将浮点值舍入到java中最接近的整数的最有效方法是什么？

Question

I've seen a lot of discussion on SO related to rounding float values, but no solid Q&A considering the efficiency aspect. So here it is:

What is the most efficient (but correct) way to round a float value to the nearest integer?

(int) (mFloat + 0.5);

or

Math.round(mFloat);

or

FloatMath.floor(mFloat + 0.5);

or something else?

Preferably I would like to use something available in standard java libraries, not some external library that I have to import.

Answer 1

Based on the Q&A's that I think you are referring to, the relative efficiency of the various methods depends on the platform you are using .

But the bottom line is that:

• the latest JREs have the performance fix for Math.floor / StrictMath.floor , and
• unless you are doing an awful lot of rounding, it probably doesn't make any difference which way you do it.

References:

• Does this mean that Java Math.floor is extremely slow?
• http://bugs.sun.com/view_bug.do?bug_id=6908131 ("Pure Java implementations of java.lang.StrictMath.floor(double) & java.lang.StrictMath.ceil(double)")

Answer 2

public class Main {
    public static void main(String[] args) throws InterruptedException {
        for (int i = 0; i < 10; i++) {
            measurementIteration();
        }
    }

    public static void measurementIteration() {
        long s, t1 = 0, t2 = 0;
        float mFloat = 3.3f;
        int f, n1 = 0, n2 = 0;
        for (int i = 0; i < 1E4; i++) {
            switch ((int) (Math.random() * 2)) {
            case 0:
                n1 += 1E4;
                s = System.currentTimeMillis();
                for (int k = 0; k < 1E4; k++)
                    f = (int) (mFloat + 0.5);
                t1 += System.currentTimeMillis() - s;
                break;
            case 1:
                n2 += 1E4;
                s = System.currentTimeMillis();
                for (int k = 0; k < 1E4; k++)
                    f = Math.round(mFloat);
                t2 += System.currentTimeMillis() - s;
                break;
            }
        }
        System.out.println(String.format("(int) (mFloat + 0.5): n1 = %d    -> %.3fms/1000", n1, t1 * 1000.0 / n1));
        System.out.println(String.format("Math.round(mFloat)  : n2 = %d    -> %.3fms/1000", n2, t2 * 1000.0 / n2));
    }
}

Output on Java SE6:

(int) (mFloat + 0.5): n1 = 500410000    -> 0.003ms/1000
Math.round(mFloat)  : n2 = 499590000    -> 0.022ms/1000

Output on Java SE7 (thanks to alex for the results):

(int) (mFloat + 0.5): n1 = 50120000 -> 0,002ms/1000
Math.round(mFloat) : n2 = 49880000 -> 0,002ms/1000

As you can see, there was a huge performance improvement on Math.round from SE6 to SE7. I think in SE7 there is no significant difference anymore and you should choose whatever seems more readable to you.

Answer 3

I should go for Math.round(mFloat) cause it's encapsuling rounding logic in a method (even if it's not your method).
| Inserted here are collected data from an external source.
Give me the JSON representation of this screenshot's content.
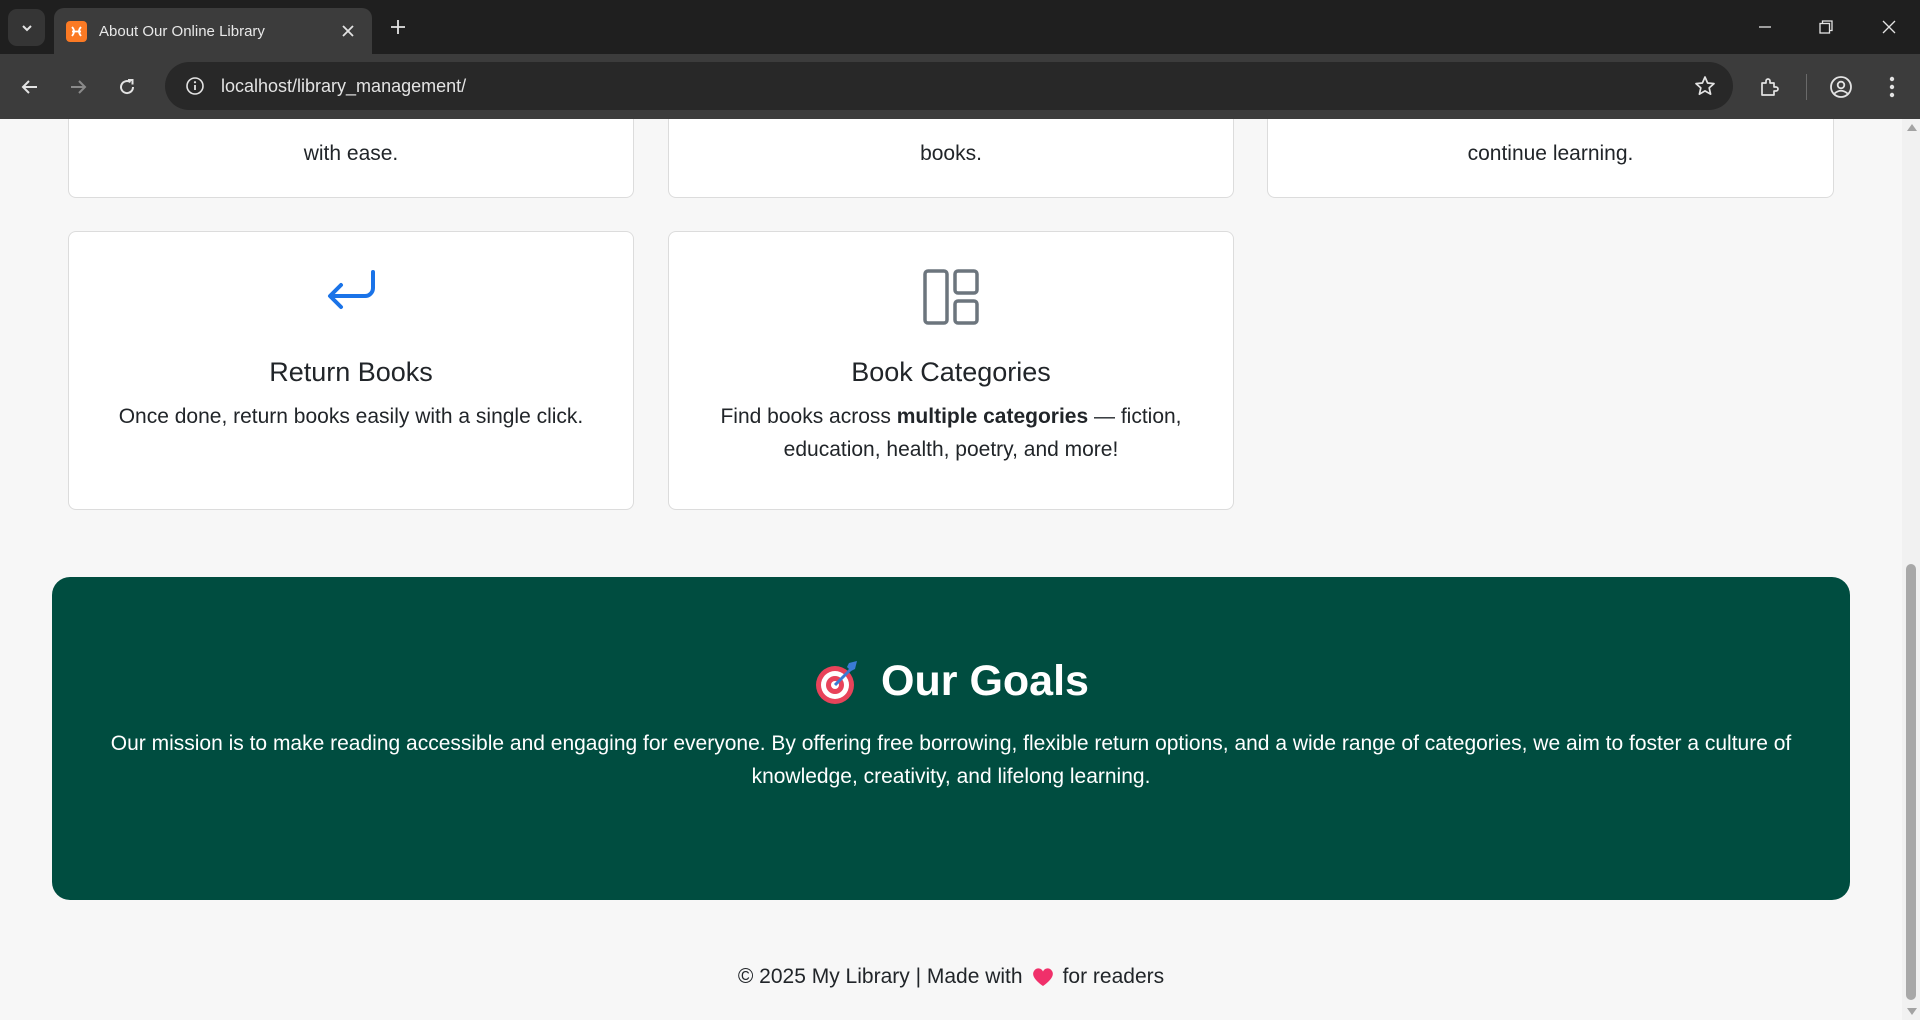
{
  "browser": {
    "tab_title": "About Our Online Library",
    "url": "localhost/library_management/"
  },
  "cards_top": [
    {
      "text": "with ease."
    },
    {
      "text": "books."
    },
    {
      "text": "continue learning."
    }
  ],
  "cards": [
    {
      "icon": "return-arrow-icon",
      "title": "Return Books",
      "text": "Once done, return books easily with a single click."
    },
    {
      "icon": "layout-grid-icon",
      "title": "Book Categories",
      "text_before": "Find books across",
      "text_bold": "multiple categories",
      "text_after": "— fiction, education, health, poetry, and more!"
    }
  ],
  "goals": {
    "icon": "target-dart-icon",
    "title": "Our Goals",
    "text": "Our mission is to make reading accessible and engaging for everyone. By offering free borrowing, flexible return options, and a wide range of categories, we aim to foster a culture of knowledge, creativity, and lifelong learning."
  },
  "footer": {
    "text_before": "© 2025 My Library | Made with",
    "heart_icon": "heart-icon",
    "text_after": "for readers"
  },
  "colors": {
    "goals_bg": "#004d40",
    "return_icon": "#1a73e8",
    "categories_icon": "#6c757d"
  }
}
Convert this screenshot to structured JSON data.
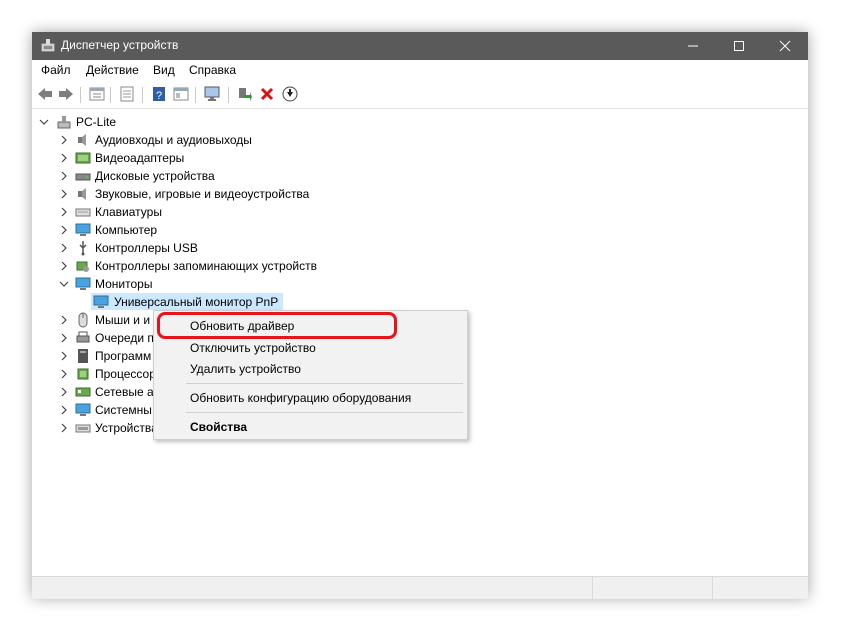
{
  "window": {
    "title": "Диспетчер устройств",
    "controls": [
      "minimize",
      "maximize",
      "close"
    ]
  },
  "menu": [
    "Файл",
    "Действие",
    "Вид",
    "Справка"
  ],
  "toolbar": {
    "buttons": [
      "back-icon",
      "forward-icon",
      "properties-icon",
      "grid-icon",
      "help-icon",
      "view-icon",
      "monitor-scan-icon",
      "update-driver-icon",
      "uninstall-icon",
      "download-icon"
    ]
  },
  "tree": {
    "root": "PC-Lite",
    "categories": [
      {
        "label": "Аудиовходы и аудиовыходы",
        "icon": "audio-icon"
      },
      {
        "label": "Видеоадаптеры",
        "icon": "display-adapter-icon"
      },
      {
        "label": "Дисковые устройства",
        "icon": "disk-icon"
      },
      {
        "label": "Звуковые, игровые и видеоустройства",
        "icon": "sound-icon"
      },
      {
        "label": "Клавиатуры",
        "icon": "keyboard-icon"
      },
      {
        "label": "Компьютер",
        "icon": "computer-icon"
      },
      {
        "label": "Контроллеры USB",
        "icon": "usb-icon"
      },
      {
        "label": "Контроллеры запоминающих устройств",
        "icon": "storage-controller-icon"
      },
      {
        "label": "Мониторы",
        "icon": "monitor-icon",
        "expanded": true
      },
      {
        "label": "Мыши и и",
        "icon": "mouse-icon"
      },
      {
        "label": "Очереди п",
        "icon": "print-queue-icon"
      },
      {
        "label": "Программ",
        "icon": "software-device-icon"
      },
      {
        "label": "Процессор",
        "icon": "processor-icon"
      },
      {
        "label": "Сетевые ад",
        "icon": "network-icon"
      },
      {
        "label": "Системны",
        "icon": "system-icon"
      },
      {
        "label": "Устройства",
        "icon": "hid-icon"
      }
    ],
    "selected_child": "Универсальный монитор PnP"
  },
  "context_menu": {
    "items": [
      {
        "label": "Обновить драйвер",
        "highlighted": true
      },
      {
        "label": "Отключить устройство"
      },
      {
        "label": "Удалить устройство"
      },
      {
        "label": "Обновить конфигурацию оборудования"
      },
      {
        "label": "Свойства",
        "bold": true
      }
    ]
  },
  "colors": {
    "titlebar": "#5a5a5a",
    "selection": "#cce8ff",
    "highlight_ring": "#e8141b"
  }
}
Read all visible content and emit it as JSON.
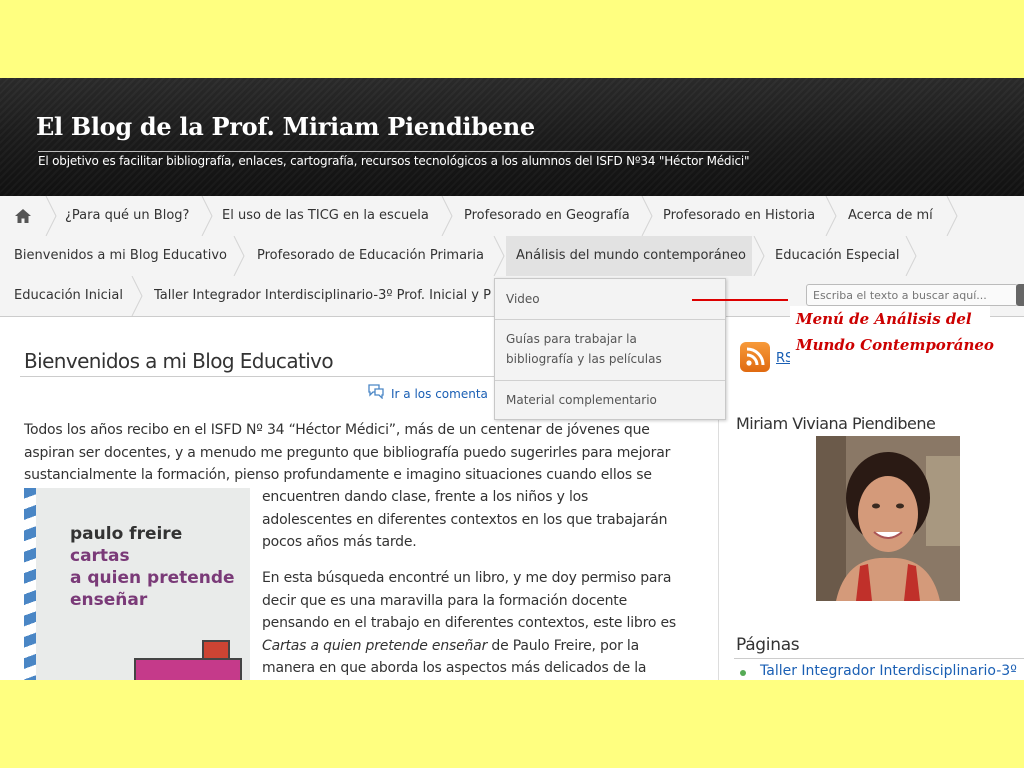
{
  "header": {
    "title": "El Blog de la Prof. Miriam Piendibene",
    "description": "El objetivo es facilitar bibliografía, enlaces, cartografía, recursos tecnológicos a los alumnos del ISFD Nº34 \"Héctor Médici\""
  },
  "nav": {
    "home_icon": "home-icon",
    "row1": [
      "¿Para qué un Blog?",
      "El uso de las TICG en la escuela",
      "Profesorado en Geografía",
      "Profesorado en Historia",
      "Acerca de mí"
    ],
    "row2": [
      "Bienvenidos a mi Blog Educativo",
      "Profesorado de Educación Primaria",
      "Análisis del mundo contemporáneo",
      "Educación Especial"
    ],
    "row3": [
      "Educación Inicial",
      "Taller Integrador Interdisciplinario-3º Prof. Inicial y P"
    ]
  },
  "dropdown": {
    "items": [
      "Video",
      "Guías para trabajar la",
      "bibliografía y las películas",
      "Material complementario"
    ]
  },
  "search": {
    "placeholder": "Escriba el texto a buscar aquí..."
  },
  "annotation": {
    "line1": "Menú de Análisis del",
    "line2": "Mundo Contemporáneo",
    "color": "#cc0000"
  },
  "post": {
    "title": "Bienvenidos a mi Blog Educativo",
    "comments_link": "Ir a los comenta",
    "p1": [
      "Todos los años recibo en el ISFD Nº 34 “Héctor Médici”, más de un centenar de jóvenes que",
      "aspiran ser docentes, y a menudo me pregunto que bibliografía puedo sugerirles para mejorar",
      "sustancialmente la formación, pienso profundamente e imagino situaciones cuando ellos se"
    ],
    "p2": [
      "encuentren dando clase, frente a los niños y los",
      "adolescentes en diferentes contextos en los que trabajarán",
      "pocos años más tarde."
    ],
    "p3": [
      "En esta búsqueda encontré un libro, y me doy permiso para",
      "decir que es una maravilla para la formación docente",
      "pensando en el trabajo en diferentes contextos, este libro es",
      "de Paulo Freire, por la",
      "manera en que aborda los aspectos más delicados de la"
    ],
    "p3_italic": "Cartas a quien pretende enseñar",
    "book": {
      "author": "paulo freire",
      "title_lines": [
        "cartas",
        "a quien pretende",
        "enseñar"
      ]
    }
  },
  "sidebar": {
    "rss_label": "RS",
    "profile_name": "Miriam Viviana Piendibene",
    "pages_title": "Páginas",
    "pages_item": "Taller Integrador Interdisciplinario-3º"
  },
  "colors": {
    "background": "#ffff80",
    "link": "#1a5fb4",
    "header": "#1a1a1a"
  }
}
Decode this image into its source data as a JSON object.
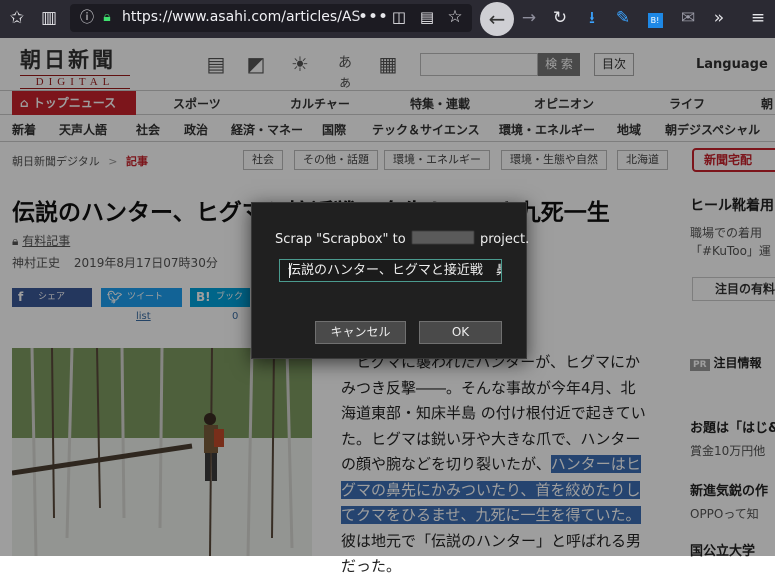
{
  "browser": {
    "url": "https://www.asahi.com/articles/AS",
    "toolbar_icons": [
      "bookmark-star-icon",
      "library-icon",
      "info-icon",
      "lock-icon",
      "more-icon",
      "pocket-icon",
      "reader-icon",
      "star-icon",
      "back-icon",
      "forward-icon",
      "reload-icon",
      "download-icon",
      "attachment-icon",
      "extension-icon",
      "mail-icon",
      "overflow-icon",
      "menu-icon"
    ]
  },
  "site": {
    "logo_main": "朝日新聞",
    "logo_sub": "DIGITAL",
    "search_button": "検 索",
    "mokuji": "目次",
    "language": "Language",
    "aa_icon": "あぁ"
  },
  "nav_primary": [
    "トップニュース",
    "スポーツ",
    "カルチャー",
    "特集・連載",
    "オピニオン",
    "ライフ",
    "朝"
  ],
  "nav_secondary": [
    "新着",
    "天声人語",
    "社会",
    "政治",
    "経済・マネー",
    "国際",
    "テック＆サイエンス",
    "環境・エネルギー",
    "地域",
    "朝デジスペシャル"
  ],
  "breadcrumb": {
    "root": "朝日新聞デジタル",
    "separator": ">",
    "current": "記事"
  },
  "tags": [
    "社会",
    "その他・話題",
    "環境・エネルギー",
    "環境・生態や自然",
    "北海道"
  ],
  "shinbun_button": "新聞宅配",
  "article": {
    "title": "伝説のハンター、ヒグマと接近戦　鼻先かみつき九死一生",
    "paid_label": "有料記事",
    "author": "神村正史",
    "date": "2019年8月17日07時30分",
    "share": [
      {
        "label": "シェア",
        "count": ""
      },
      {
        "label": "ツイート",
        "count": "list"
      },
      {
        "label": "ブックマーク",
        "count": "0"
      }
    ],
    "body_before": "　ヒグマに襲われたハンターが、ヒグマにかみつき反撃――。そんな事故が今年4月、北海道東部・知床半島 の付け根付近で起きていた。ヒグマは鋭い牙や大きな爪で、ハンターの顔や腕などを切り裂いたが、",
    "body_highlight": "ハンターはヒグマの鼻先にかみついたり、首を絞めたりしてクマをひるませ、九死に一生を得ていた。",
    "body_after": "彼は地元で「伝説のハンター」と呼ばれる男だった。"
  },
  "right_column": {
    "heading1": "ヒール靴着用",
    "sub1a": "職場での着用",
    "sub1b": "「#KuToo」運",
    "box1": "注目の有料",
    "pr_label": "PR",
    "pr_text": "注目情報",
    "heading2": "お題は「はじ&",
    "sub2": "賞金10万円他",
    "heading3": "新進気鋭の作",
    "sub3": "OPPOって知",
    "heading4": "国公立大学"
  },
  "dialog": {
    "message_prefix": "Scrap \"Scrapbox\" to",
    "message_suffix": "project.",
    "input_value": "伝説のハンター、ヒグマと接近戦　鼻",
    "cancel_label": "キャンセル",
    "ok_label": "OK"
  }
}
According with its documentation the code you've written is the same that Math.round executes (except it checks border cases).

Anyway what is more important is the time-complexity of your algorithm, not the time for small constant-like things... Except you are programming something that will be invoked millions of times! :D

Edit: I don't know FloatMath. Is it from JDK?

Answer 4

You may benchmark it by using System.currentTimeMillis() . You will see that difference is too little

Answer 5

Simply adding 0.5 will give an incorrect result for negative numbers. See Faster implementation of Math.round? for a better solution.